Fonseca who is both a professional geologist and a former investment banker is famous for asking the essential question, “Is it a mine?” It is the foundational question for any junior exploration company. But there is another question which Fonseca is asking as he explores the Plomosas Project, “Is it a discovery?”
“Discovery” is a term of art for geologists. In simple terms, a discovery occurs when enough geological data has been obtained to delineate a new large, mineralized, structure. One which could amount to a new resource.
“We are drilling up in the underexplored North West corner of the property which is about 4 kilometres by 4 kilometres,” said Fonseca. “Five targets which are outside our current resource. We’re looking for breccias, we’re looking for discoveries.”
GR has one, very significant, advantage: an underground drilling station at San Marcial. “This is a big underground drill station,” said Fonseca. “We are drilling outside of the mineral resource. About 100 meters below.”
The company hopes to extend the San Marcial hydrothermal breccia down dip and it wants to explore the sulphide-rich volcano-sedimentary unit in the footwall of the existing mineral resource. On the one hand, this is very much new territory, on the other GR has geophysical anomalies (magnetometry, chargeability and resistivity) which suggest these geological structures may host significant silver and gold. Being able to drill from underground means that the drill can test prospective structures directly without having to come down from surface.

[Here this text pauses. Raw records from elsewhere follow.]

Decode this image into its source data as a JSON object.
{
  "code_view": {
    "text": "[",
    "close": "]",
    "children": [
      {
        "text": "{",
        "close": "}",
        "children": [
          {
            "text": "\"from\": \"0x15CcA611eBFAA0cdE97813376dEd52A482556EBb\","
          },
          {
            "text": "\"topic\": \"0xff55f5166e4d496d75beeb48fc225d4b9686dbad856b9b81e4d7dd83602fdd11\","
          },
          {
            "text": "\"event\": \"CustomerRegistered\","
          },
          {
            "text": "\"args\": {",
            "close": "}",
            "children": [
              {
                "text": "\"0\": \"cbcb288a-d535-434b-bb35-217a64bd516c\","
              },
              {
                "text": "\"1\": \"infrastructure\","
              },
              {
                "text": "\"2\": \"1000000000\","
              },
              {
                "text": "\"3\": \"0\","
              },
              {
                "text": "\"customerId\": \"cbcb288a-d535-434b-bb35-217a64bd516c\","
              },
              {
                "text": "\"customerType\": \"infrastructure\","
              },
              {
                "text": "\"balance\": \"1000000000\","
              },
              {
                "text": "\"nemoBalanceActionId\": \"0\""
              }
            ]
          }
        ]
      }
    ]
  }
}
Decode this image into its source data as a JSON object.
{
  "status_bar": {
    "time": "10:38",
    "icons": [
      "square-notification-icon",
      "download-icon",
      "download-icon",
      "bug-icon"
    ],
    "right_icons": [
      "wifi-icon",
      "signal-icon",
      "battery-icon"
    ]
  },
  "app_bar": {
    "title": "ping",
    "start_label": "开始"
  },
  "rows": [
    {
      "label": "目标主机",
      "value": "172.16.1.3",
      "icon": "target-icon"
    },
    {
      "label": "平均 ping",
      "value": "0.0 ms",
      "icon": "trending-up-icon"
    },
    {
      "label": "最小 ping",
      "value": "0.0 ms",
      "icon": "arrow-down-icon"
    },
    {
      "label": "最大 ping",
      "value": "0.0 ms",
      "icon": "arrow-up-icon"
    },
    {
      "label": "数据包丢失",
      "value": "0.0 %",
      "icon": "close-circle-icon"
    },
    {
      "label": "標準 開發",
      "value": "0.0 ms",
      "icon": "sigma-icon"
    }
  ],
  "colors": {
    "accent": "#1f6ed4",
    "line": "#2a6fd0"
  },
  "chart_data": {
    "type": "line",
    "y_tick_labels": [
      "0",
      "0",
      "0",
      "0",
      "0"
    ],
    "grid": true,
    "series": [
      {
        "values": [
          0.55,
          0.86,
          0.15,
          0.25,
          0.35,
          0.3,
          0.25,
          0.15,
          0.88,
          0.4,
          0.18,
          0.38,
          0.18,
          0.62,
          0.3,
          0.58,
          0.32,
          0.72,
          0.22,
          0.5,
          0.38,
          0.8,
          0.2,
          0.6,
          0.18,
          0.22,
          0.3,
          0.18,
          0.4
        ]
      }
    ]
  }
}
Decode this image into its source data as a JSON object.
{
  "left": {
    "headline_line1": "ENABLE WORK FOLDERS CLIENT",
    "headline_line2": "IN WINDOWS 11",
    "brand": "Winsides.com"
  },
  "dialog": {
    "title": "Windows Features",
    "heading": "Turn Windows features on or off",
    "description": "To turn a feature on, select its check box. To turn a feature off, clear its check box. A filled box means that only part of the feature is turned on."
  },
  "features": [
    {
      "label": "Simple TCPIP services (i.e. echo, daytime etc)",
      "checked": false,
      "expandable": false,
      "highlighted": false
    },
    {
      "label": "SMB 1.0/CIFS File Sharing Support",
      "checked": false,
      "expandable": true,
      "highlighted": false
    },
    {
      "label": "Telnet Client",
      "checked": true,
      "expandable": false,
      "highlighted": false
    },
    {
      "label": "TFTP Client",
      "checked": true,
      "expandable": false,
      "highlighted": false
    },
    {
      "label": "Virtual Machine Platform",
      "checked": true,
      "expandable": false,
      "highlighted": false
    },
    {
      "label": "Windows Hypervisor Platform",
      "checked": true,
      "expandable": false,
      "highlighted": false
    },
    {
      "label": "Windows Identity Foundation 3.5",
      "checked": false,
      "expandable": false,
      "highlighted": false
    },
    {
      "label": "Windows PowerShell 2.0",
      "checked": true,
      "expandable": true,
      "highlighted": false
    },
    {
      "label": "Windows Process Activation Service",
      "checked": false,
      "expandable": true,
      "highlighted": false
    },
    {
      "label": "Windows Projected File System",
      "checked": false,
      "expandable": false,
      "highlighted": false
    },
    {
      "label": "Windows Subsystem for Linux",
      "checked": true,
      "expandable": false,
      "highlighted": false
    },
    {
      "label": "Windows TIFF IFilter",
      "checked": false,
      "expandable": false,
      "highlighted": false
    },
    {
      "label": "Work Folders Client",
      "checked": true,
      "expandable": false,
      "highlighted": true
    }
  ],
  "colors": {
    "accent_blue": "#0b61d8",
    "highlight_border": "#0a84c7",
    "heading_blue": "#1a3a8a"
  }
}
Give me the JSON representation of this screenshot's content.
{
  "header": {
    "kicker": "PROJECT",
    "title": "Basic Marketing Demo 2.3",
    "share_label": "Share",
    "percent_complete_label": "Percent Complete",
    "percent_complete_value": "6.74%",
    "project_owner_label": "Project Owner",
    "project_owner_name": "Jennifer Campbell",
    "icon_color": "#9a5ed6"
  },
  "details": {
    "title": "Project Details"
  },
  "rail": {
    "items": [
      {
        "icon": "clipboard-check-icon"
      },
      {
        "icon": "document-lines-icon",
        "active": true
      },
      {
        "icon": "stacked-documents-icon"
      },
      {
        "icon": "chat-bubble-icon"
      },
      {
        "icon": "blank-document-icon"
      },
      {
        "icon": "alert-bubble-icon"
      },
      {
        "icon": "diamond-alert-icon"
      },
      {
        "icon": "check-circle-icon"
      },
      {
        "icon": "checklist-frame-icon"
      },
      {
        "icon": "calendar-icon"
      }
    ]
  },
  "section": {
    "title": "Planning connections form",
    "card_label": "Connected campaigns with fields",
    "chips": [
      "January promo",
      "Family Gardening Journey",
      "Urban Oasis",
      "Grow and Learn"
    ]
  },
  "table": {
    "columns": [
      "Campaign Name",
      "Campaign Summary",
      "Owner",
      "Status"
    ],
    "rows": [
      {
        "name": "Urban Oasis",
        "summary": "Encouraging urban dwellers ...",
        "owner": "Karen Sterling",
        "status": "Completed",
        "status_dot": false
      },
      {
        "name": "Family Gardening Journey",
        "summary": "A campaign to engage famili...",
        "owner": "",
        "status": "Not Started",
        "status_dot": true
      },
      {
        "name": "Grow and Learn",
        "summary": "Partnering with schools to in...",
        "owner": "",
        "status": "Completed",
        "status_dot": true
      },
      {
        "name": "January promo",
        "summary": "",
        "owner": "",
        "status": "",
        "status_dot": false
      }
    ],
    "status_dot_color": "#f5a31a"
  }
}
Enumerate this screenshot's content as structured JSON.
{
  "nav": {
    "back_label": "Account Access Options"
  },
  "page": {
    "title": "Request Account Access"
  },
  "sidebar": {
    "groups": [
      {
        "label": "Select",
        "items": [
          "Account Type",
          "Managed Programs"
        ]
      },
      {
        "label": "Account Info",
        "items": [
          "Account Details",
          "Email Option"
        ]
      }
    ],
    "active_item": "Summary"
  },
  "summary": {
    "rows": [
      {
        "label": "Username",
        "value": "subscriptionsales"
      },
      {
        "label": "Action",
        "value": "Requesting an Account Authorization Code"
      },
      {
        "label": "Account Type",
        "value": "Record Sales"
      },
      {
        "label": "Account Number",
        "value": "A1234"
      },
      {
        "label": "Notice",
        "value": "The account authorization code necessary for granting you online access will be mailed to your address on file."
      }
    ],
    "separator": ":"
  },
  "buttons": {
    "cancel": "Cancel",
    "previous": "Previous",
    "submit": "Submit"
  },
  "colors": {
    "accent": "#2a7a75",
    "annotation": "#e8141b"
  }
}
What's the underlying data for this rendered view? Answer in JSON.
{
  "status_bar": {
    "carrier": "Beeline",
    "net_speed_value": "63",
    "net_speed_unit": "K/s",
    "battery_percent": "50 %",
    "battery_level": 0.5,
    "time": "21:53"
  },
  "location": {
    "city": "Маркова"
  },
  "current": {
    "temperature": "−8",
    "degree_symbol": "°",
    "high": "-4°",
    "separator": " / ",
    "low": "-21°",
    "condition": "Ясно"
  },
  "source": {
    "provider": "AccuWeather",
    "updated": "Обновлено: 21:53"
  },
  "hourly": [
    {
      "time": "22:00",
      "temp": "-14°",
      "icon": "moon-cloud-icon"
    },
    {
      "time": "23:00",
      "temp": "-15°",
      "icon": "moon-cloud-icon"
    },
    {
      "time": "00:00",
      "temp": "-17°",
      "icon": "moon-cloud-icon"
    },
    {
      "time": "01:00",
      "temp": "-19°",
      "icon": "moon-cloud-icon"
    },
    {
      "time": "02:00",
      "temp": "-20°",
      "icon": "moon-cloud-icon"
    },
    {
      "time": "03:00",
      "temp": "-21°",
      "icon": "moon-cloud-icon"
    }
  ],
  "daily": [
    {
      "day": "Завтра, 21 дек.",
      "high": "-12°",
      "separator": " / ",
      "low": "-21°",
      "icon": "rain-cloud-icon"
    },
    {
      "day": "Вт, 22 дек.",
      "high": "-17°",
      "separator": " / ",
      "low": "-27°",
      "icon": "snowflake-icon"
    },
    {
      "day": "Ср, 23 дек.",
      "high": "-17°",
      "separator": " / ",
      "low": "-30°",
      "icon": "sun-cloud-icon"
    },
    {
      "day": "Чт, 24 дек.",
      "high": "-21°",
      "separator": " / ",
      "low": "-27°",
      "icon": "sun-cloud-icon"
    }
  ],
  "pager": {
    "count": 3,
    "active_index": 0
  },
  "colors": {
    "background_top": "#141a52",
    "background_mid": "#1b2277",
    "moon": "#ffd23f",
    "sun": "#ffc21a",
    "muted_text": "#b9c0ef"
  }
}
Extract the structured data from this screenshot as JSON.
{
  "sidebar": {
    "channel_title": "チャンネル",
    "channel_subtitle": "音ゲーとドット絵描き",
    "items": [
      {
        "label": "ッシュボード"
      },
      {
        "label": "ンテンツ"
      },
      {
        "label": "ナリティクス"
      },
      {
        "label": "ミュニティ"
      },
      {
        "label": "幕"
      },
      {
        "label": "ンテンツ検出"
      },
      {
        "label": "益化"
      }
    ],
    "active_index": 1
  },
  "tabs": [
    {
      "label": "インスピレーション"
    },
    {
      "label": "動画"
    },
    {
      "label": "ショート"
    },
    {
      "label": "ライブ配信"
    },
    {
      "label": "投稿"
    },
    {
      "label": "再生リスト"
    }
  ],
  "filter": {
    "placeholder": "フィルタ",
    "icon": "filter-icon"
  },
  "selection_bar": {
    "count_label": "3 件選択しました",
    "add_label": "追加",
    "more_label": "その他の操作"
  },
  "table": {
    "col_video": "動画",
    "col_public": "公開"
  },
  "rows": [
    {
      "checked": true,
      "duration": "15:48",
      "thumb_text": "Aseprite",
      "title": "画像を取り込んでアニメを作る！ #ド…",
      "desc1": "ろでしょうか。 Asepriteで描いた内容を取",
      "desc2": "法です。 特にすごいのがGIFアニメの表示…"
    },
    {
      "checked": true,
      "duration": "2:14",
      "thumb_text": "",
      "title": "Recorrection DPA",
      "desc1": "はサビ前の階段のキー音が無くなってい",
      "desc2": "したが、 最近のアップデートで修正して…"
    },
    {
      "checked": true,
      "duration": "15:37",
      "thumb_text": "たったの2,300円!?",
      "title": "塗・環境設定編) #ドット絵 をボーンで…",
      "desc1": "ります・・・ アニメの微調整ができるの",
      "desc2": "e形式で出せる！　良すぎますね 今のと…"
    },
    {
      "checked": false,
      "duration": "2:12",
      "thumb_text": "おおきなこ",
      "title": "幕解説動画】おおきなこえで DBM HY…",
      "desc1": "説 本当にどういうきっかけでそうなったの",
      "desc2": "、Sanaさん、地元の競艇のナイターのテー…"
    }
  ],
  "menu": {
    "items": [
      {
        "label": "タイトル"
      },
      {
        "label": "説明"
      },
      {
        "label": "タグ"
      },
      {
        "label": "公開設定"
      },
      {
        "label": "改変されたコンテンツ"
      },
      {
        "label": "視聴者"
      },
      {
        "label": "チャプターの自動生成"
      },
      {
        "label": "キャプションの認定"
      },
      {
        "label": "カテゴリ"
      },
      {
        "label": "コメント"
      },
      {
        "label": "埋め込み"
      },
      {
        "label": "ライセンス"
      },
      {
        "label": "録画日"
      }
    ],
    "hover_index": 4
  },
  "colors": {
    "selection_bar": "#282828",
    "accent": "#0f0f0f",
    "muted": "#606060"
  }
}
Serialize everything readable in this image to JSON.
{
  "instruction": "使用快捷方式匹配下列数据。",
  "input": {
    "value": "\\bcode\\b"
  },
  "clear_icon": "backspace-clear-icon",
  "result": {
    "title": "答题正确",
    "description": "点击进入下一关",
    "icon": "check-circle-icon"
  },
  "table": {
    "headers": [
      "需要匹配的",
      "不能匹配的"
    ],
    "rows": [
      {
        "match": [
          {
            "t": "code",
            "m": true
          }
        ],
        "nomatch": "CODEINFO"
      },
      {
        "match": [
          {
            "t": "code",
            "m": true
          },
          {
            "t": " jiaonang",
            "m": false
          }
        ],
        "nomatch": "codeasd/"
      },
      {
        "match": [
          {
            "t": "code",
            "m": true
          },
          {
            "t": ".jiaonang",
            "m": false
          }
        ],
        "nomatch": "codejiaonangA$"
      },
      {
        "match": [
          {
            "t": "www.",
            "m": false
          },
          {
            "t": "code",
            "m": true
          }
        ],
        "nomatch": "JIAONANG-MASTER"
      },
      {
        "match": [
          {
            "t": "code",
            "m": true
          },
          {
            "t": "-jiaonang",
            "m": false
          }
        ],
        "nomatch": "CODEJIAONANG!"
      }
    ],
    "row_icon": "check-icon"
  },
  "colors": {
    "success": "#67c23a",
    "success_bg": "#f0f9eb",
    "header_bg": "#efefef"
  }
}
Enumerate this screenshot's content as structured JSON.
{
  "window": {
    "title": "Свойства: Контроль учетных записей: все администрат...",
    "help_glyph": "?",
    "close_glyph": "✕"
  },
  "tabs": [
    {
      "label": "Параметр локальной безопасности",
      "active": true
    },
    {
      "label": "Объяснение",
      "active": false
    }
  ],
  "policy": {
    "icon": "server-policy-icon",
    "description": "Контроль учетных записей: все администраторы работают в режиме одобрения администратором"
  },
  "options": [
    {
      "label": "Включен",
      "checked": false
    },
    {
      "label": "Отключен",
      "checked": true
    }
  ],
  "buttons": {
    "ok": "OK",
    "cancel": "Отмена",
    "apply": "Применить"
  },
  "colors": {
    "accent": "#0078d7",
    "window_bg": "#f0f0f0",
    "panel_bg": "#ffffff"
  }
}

Of course, GRSL has faced challenges at Plomosas. Starting with the fact there is a wet season. Here’s what Fonseca said in his update: “Despite a number of seasonal setbacks out of the Company’s control, we have successfully advanced our reconnaissance drill program, completing 5,500 m to date of the proposed 14,000 m program.” The wet season is, more or less, over.
The company has also had to deal with the effects of COVID. “The region was not hit hard,” said Fonseca. “There was a wave three months ago and we have to be careful. We currently have two nurses on-site and fortunately, we have never had a case. But it is the new reality.”
“Now we are able to travel more easily,” said Fonseca. “Mexico is very friendly and the vaccine has been a big plus.”
Fonseca is always worth asking about the precious metals markets, “I am hoping that silver detaches from gold,” said Fonseca. “A silver bull could push the price to $30-35.”
For now, GRSL will continue to explore the Plomosas project. The company is well funded, has an excellent geological and drilling team and many kilometres left to explore.
“The company controls the whole district,” said Fonseca. “We know it is a large system. We are not going to run out of mineralization for years.”